# The tenth anniversary of the school

Ms. Rania Ali taught at a primary school located in a slum. The kids had at best marginal interest in learning. Ms. Ali was aware of her challenge but the great teacher found new ways to get attention of her students. This is the story of the day when the students asked for help and she turned their request into a geometry lesson.
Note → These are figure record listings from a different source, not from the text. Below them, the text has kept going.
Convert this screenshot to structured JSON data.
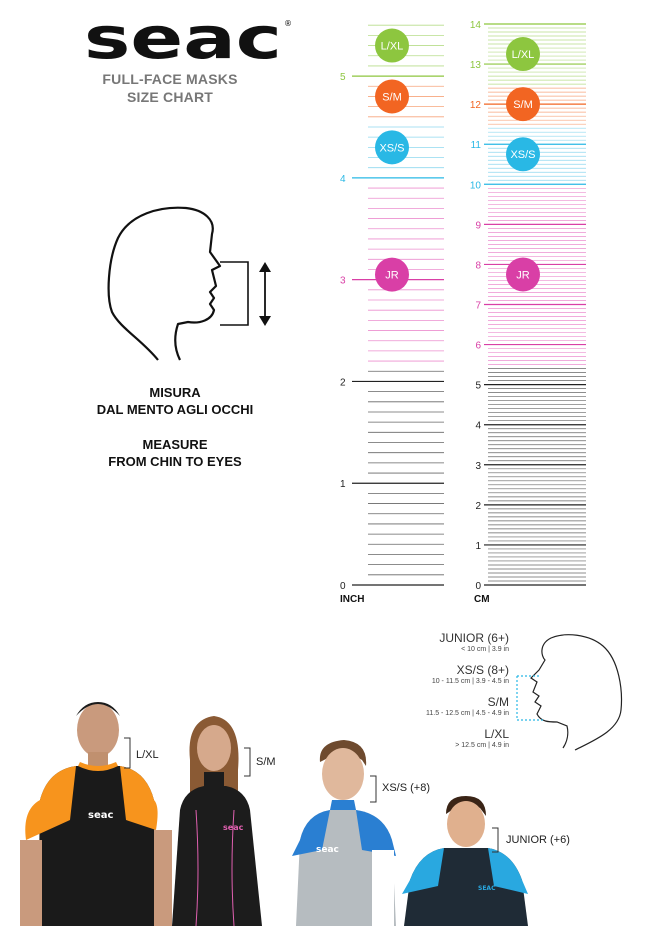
{
  "brand": {
    "logo_text": "seac",
    "registered": "®"
  },
  "subtitle": {
    "line1": "FULL-FACE MASKS",
    "line2": "SIZE CHART"
  },
  "measure_it": {
    "line1": "MISURA",
    "line2": "DAL MENTO AGLI OCCHI"
  },
  "measure_en": {
    "line1": "MEASURE",
    "line2": "FROM CHIN TO EYES"
  },
  "colors": {
    "lxl": "#8dc63f",
    "sm": "#f26522",
    "xss": "#29b8e5",
    "jr": "#d93fa6",
    "base": "#222222",
    "faint_lxl": "#b7dd8a",
    "faint_sm": "#f7a57c",
    "faint_xss": "#8fd8ef",
    "faint_jr": "#ec8fcf",
    "faint_base": "#666666"
  },
  "inch_ruler": {
    "unit_label": "INCH",
    "ticks": [
      "0",
      "1",
      "2",
      "3",
      "4",
      "5"
    ],
    "badges": [
      {
        "label": "L/XL",
        "value": 5.3,
        "color_key": "lxl"
      },
      {
        "label": "S/M",
        "value": 4.8,
        "color_key": "sm"
      },
      {
        "label": "XS/S",
        "value": 4.3,
        "color_key": "xss"
      },
      {
        "label": "JR",
        "value": 3.05,
        "color_key": "jr"
      }
    ]
  },
  "cm_ruler": {
    "unit_label": "CM",
    "ticks": [
      "0",
      "1",
      "2",
      "3",
      "4",
      "5",
      "6",
      "7",
      "8",
      "9",
      "10",
      "11",
      "12",
      "13",
      "14"
    ],
    "badges": [
      {
        "label": "L/XL",
        "value": 13.25,
        "color_key": "lxl"
      },
      {
        "label": "S/M",
        "value": 12.0,
        "color_key": "sm"
      },
      {
        "label": "XS/S",
        "value": 10.75,
        "color_key": "xss"
      },
      {
        "label": "JR",
        "value": 7.75,
        "color_key": "jr"
      }
    ]
  },
  "legend": [
    {
      "title": "JUNIOR (6+)",
      "sub": "< 10 cm | 3.9 in"
    },
    {
      "title": "XS/S (8+)",
      "sub": "10 - 11.5 cm | 3.9 - 4.5 in"
    },
    {
      "title": "S/M",
      "sub": "11.5 - 12.5 cm | 4.5 - 4.9 in"
    },
    {
      "title": "L/XL",
      "sub": "> 12.5 cm | 4.9 in"
    }
  ],
  "people": [
    {
      "label": "L/XL",
      "shirt_text": "seac"
    },
    {
      "label": "S/M",
      "shirt_text": "seac"
    },
    {
      "label": "XS/S (+8)",
      "shirt_text": "seac"
    },
    {
      "label": "JUNIOR (+6)",
      "shirt_text": "SEAC"
    }
  ]
}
This was the tenth anniversary of the school. Yes, it was a big achievement that the school had survived here for 10 years despite every hurdle one could name. The current principal was proud that it happened under her leadership and wanted to celebrate this occasion. There were no funds available for such a celebration. Only one small local merchant came with a limited donation. This is why she could not refuse when some students asked if they could decorate the school premises. They wanted to hang triangular banners. She agreed with some conditions. The first condition was that they could make the banners but only the chowkidar (security guard) would hang them. She would supply them with 200 meters of string, glue and some colored banner paper. They could start during lunch hour one day and finish the job during rest of the school hours. The second condition was that they had to tell her that day itself how much banner paper they would need.

Ms. Ali entered the classroom and noticed that several students were huddled in one corner. She addressed the class and asked everyone to go to their own seats. They did so but then Mehak raised her hand. She said that the class had a math problem and wondered if she could help them instead of giving them a regular lesson. Ms. Ali asked about the problem and Mehak told her what they had to calculate.
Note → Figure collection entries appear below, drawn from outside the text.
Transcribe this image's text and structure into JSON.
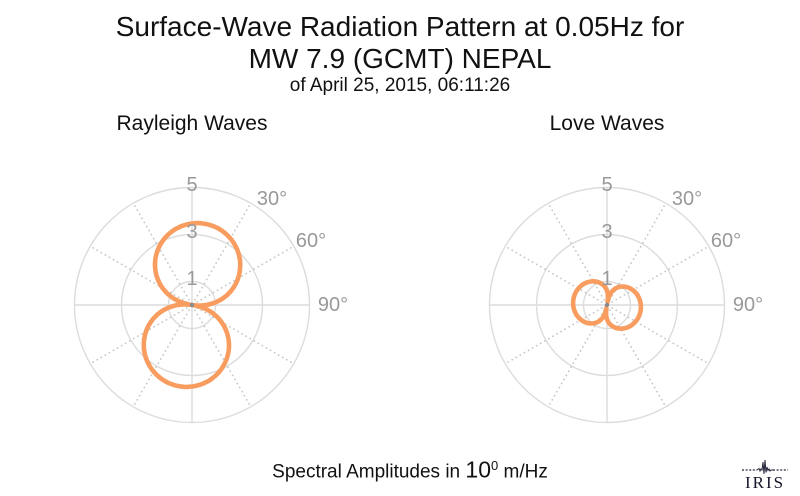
{
  "header": {
    "title_line1": "Surface-Wave Radiation Pattern at 0.05Hz for",
    "title_line2": "MW 7.9 (GCMT) NEPAL",
    "subtitle": "of April 25, 2015, 06:11:26"
  },
  "caption": {
    "prefix": "Spectral Amplitudes in ",
    "base_number": "10",
    "exponent": "0",
    "suffix": " m/Hz"
  },
  "logo": {
    "text": "IRIS"
  },
  "colors": {
    "pattern_stroke": "#F89D5F",
    "grid_line": "#DCDCDC",
    "grid_dots": "#C6C6C6",
    "tick_label": "#999999",
    "center_dot": "#8A8A8A",
    "title_text": "#111111"
  },
  "chart_data": [
    {
      "type": "polar",
      "title": "Rayleigh Waves",
      "radial_ticks": [
        1,
        3,
        5
      ],
      "radial_tick_labels": [
        "1",
        "3",
        "5"
      ],
      "radial_max": 5,
      "angular_ticks_deg": [
        30,
        60,
        90
      ],
      "angular_tick_labels": [
        "30°",
        "60°",
        "90°"
      ],
      "angular_grid_step_deg": 30,
      "grid": "on",
      "units": "10^0 m/Hz",
      "pattern": {
        "model": "r(az) = A * |cos(az - peak_az)|^p",
        "A": 3.5,
        "peak_az_deg": 8,
        "p": 0.9,
        "description": "two-lobed figure-eight, lobes toward azimuth 8° and 188°"
      },
      "samples_az_deg": [
        0,
        15,
        30,
        45,
        60,
        75,
        90,
        105,
        120,
        135,
        150,
        165,
        180,
        195,
        210,
        225,
        240,
        255,
        270,
        285,
        300,
        315,
        330,
        345
      ],
      "samples_r": [
        3.47,
        3.48,
        3.27,
        2.86,
        2.26,
        1.5,
        0.59,
        0.53,
        1.45,
        2.22,
        2.82,
        3.25,
        3.47,
        3.48,
        3.27,
        2.86,
        2.26,
        1.5,
        0.59,
        0.53,
        1.45,
        2.22,
        2.82,
        3.25
      ]
    },
    {
      "type": "polar",
      "title": "Love Waves",
      "radial_ticks": [
        1,
        3,
        5
      ],
      "radial_tick_labels": [
        "1",
        "3",
        "5"
      ],
      "radial_max": 5,
      "angular_ticks_deg": [
        30,
        60,
        90
      ],
      "angular_tick_labels": [
        "30°",
        "60°",
        "90°"
      ],
      "angular_grid_step_deg": 30,
      "grid": "on",
      "units": "10^0 m/Hz",
      "pattern": {
        "model": "r(az) = A * |cos(az - peak_az)|^p",
        "A": 1.45,
        "peak_az_deg": 100,
        "p": 0.5,
        "description": "two small lobes toward azimuth 100° and 280°"
      },
      "samples_az_deg": [
        0,
        15,
        30,
        45,
        60,
        75,
        90,
        105,
        120,
        135,
        150,
        165,
        180,
        195,
        210,
        225,
        240,
        255,
        270,
        285,
        300,
        315,
        330,
        345
      ],
      "samples_r": [
        0.6,
        0.43,
        0.85,
        1.1,
        1.27,
        1.38,
        1.44,
        1.45,
        1.41,
        1.31,
        1.16,
        0.94,
        0.6,
        0.43,
        0.85,
        1.1,
        1.27,
        1.38,
        1.44,
        1.45,
        1.41,
        1.31,
        1.16,
        0.94
      ]
    }
  ]
}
Ms. Ali: Let us continue with the regular lesson. This lesson will help you in you problem. At the end we can also devote 10 minutes to it. Does anyone remember how to determine the area of a rectangle? You all learned it in your arithmetic class.

Rajab: The area of a rectangle is base multiplied by height. I am sure everyone remembers that.

# Ms. Ali: Now what is the area of triangle?

Arisha; Ms. Ali, you told us that there are many types of triangles. Which triangle are we talking about?

Ms. Ali: We are going to talk about an acute scalene triangle today but you will see that what you will learn today would apply equally to all types of triangles. Here is a scalene triangle ABC. Now I am going to draw a perpendicular BP from B onto AC. From A, I will draw a line AD which is parallel to BP and another line DB parallel to AC. Now, Taheen do you think that triangle ADB is similar to ABP?

Taheen: I remember this about parallel lines. DB and AP are parallel, Therefore, angles ABD and BAP will be the same because they are corresponding angles. Because BP is perpendicular to AC, it will also be a perpendicular to DB. Both these angles being 90° and angles ABD and BAP being the same, the third angle would also have to be the same. So the two triangles are similar. Ms. Ali, can I add something?

Ms. Ali: Yes. Taheen, what is it?

Taheen: The side AB is common to both the triangles. So the triangles are not only similar but they are also congruent.

Ms. Ali: Taheen, that was great. Does everyone agree?

# Congruent triangles have the same areas

Mehak: I think that mean that the triangles ABP and ADB have the same area.

No one questioned Mehak’s observation.

Ms. Ali: Alright then I will draw two more lines BE and EC on the right side, the same way I drew AD and DB on the left side. Now do you think that the triangle BEC will have the same area as BPC?

Taheen: Yes, they will and that means the triangle ABC is only half the area of the rectangle ADEC.

Rajab: Ms. Ali, I think you tricked us into learning that the area of a triangle is base x height /2.

Ms. Ali: I did not trick you. You needed to know this to solve your problem. Now, you know the size and the number of triangles you want for the decoration. What are they?

Mehak: We had decided that we would make isosceles triangles each with a base about 15 cm and a height of about 22 cm. I think that would like nice. Now, I know that each triangle would require 15 x 22/2 or 165 cm^{2 }of paper. Is this correct?

Ms. Ali: That’s correct. How many triangles would you want?

Arisha: I would like to see at least 3 triangles per meter and we have 200 meters of string. That means 600 triangles.

Rajab: So we need 165 cm^{2 }paper per triangle for 600 triangles. That’s a lot of paper 99,000 cm^{2}.

Rehan: It is a very large area if you talk that way. It comes out to 9.9 meters^{2}. So all we need to ask the principal is to give us 10 sheets of the paper because each piece is 1 meter^{2}.

Mehak: 10 sheets of different colours. Thanks for helping us out Ms. Ali.

So, Ms. Ali managed to get the students engaged in another geometry lesson. Can she do it again?

*Challenge*

Find the areas of the following acute, right angle and obtuse triangles. Given: length of AC in each triangle is 10 cm. The height is given by the perpendicular BD or BA to be 8 cm.

* Solution: *The area of a triangle is base x height/2, regardless of the shape of the triangle. In all these cases base = 10 cm, height = 8 cm. Therefore, area 10 x 8/2 = 40 cm^{2}.